Net Conversion metric is NOT statistically significant since Pdiff is -0.004, which is a very small decrease and as such is not statistically significant. The 95% confidence interval range: [-0.011604, 0.001857] indicates the CI does include 0.
In a sign test, we check if the trend of change we observed (increase or decrease) was evident in the daily data.
Based on above results analysis, I expect to see experiment group with lower gross conversion rate and net conversion rate than the control group.
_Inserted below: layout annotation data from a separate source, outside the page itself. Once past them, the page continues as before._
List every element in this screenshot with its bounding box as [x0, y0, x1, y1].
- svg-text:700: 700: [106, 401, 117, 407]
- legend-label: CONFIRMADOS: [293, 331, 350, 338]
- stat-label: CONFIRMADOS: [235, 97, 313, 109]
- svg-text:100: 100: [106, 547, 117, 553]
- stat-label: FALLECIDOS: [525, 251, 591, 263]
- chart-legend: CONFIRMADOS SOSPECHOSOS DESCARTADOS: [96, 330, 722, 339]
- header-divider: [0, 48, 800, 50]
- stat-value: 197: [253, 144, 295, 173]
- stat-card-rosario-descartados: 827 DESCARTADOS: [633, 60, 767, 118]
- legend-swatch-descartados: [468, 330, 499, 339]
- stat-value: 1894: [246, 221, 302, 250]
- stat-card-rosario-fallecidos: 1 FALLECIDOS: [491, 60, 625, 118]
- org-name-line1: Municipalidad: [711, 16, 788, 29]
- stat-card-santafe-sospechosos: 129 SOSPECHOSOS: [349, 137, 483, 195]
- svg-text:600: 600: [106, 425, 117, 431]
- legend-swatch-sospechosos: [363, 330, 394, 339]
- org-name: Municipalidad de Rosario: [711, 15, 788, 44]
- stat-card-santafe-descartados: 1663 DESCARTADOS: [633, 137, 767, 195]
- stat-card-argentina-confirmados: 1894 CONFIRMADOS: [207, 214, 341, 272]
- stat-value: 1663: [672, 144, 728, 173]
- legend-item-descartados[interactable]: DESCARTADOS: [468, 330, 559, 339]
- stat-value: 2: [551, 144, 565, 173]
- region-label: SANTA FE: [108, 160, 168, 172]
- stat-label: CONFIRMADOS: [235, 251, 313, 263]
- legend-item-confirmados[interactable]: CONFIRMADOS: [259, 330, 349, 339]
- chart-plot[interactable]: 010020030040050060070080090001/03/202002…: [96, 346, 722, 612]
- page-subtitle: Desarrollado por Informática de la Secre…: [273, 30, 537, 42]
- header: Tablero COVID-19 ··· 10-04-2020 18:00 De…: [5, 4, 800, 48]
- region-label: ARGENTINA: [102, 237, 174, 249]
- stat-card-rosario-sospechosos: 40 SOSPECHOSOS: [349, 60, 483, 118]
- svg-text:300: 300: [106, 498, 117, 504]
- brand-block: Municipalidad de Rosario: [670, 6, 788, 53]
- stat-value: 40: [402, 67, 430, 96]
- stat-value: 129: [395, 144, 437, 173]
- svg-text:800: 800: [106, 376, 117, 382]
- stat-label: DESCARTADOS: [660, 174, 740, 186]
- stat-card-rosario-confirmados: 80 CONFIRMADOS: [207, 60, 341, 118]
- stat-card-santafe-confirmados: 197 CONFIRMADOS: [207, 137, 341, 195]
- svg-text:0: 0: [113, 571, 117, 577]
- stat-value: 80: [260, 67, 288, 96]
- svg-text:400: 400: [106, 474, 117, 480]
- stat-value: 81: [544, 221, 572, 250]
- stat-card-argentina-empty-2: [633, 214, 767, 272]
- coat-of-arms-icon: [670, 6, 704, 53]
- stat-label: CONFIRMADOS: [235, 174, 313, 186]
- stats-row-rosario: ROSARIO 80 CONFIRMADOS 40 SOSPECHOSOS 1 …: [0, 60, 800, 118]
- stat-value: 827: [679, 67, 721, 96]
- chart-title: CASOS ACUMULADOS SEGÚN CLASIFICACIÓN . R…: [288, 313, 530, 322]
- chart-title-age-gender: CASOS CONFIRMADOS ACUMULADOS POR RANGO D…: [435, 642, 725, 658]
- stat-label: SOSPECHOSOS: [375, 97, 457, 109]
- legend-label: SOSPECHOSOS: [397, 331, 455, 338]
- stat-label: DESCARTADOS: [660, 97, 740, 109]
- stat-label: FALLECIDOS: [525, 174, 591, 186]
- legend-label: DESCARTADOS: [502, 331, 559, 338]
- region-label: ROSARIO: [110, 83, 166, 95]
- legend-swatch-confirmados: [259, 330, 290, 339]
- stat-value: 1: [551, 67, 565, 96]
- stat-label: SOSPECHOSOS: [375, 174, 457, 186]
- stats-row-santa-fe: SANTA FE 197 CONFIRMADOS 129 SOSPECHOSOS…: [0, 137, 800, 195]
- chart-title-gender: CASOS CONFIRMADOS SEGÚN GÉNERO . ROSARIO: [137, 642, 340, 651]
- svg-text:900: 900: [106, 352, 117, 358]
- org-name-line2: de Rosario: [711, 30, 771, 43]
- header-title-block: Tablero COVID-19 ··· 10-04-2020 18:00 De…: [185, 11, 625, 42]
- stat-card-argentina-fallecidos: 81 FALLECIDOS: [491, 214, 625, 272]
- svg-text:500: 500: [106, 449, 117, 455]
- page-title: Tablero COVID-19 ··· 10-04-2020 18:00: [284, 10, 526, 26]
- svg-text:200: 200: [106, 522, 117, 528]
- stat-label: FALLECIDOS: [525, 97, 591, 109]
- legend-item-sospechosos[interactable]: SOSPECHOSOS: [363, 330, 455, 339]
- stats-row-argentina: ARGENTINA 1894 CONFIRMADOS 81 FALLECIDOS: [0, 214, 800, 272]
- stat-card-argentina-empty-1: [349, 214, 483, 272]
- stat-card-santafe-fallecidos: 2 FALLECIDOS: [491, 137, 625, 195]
Compute the Gross Conversion and Net Conversion daily per group, then count how many days each metric was lower in the experiment group and this will be the number of successes for the binomial test to calculate the two-tail P value.
I use an online binomial tool to calculate the two-tail P value. You can implement the calculations behind it by referring to Tammy Rotem's kaggle solution.
# Merge both groups of data with date as join using the 23 day worth of data established previously:
df_sign = pd.merge(df_exp23, df_ctr23, on = 'Date')
#Experiment group:
df_sign['GC_exp'] = df_sign['Enrollments_x']/df_sign['Clicks_x']
df_sign['NC_exp'] = df_sign['Payments_x']/df_sign['Clicks_x']
#Control group:
df_sign['GC_ctr'] = df_sign['Enrollments_y']/df_sign['Clicks_y']
df_sign['NC_ctr'] = df_sign['Payments_y']/df_sign['Clicks_y']
df_sign.head()
#Select only relevant columns for easier read across:
df_sign = df_sign[['Date','GC_exp', 'GC_ctr', 'NC_exp', 'NC_ctr']]
df_sign.head()
# Gross conversion sign test: True (pass or success) if GC Experiment is lower
df_sign['GC_sign_result'] = df_sign['GC_exp'] < df_sign['GC_ctr']
df_sign['GC_sign_result'].value_counts()
# Net conversion sign test: True (pass or success) if NC Experiment is lower
df_sign['NC_sign_result'] = df_sign['NC_exp'] < df_sign['NC_ctr']
df_sign['NC_sign_result'].value_counts()
So, P-Value of the test is 0.0026. Since the probability to pass the test daily is 1-0.0026 = 0.9974 which is greater than 95%, this result does not happen by chance (statistically significant) and **it passes the sign test**.
So, P-Value of the test is 0.6776. Since the probability to pass the test daily is 1-0.6776 = 0.3224 which is lower than 95% , **it does NOT pass the sign test.** The experiment will not have statistical significance impact on Net Conversion.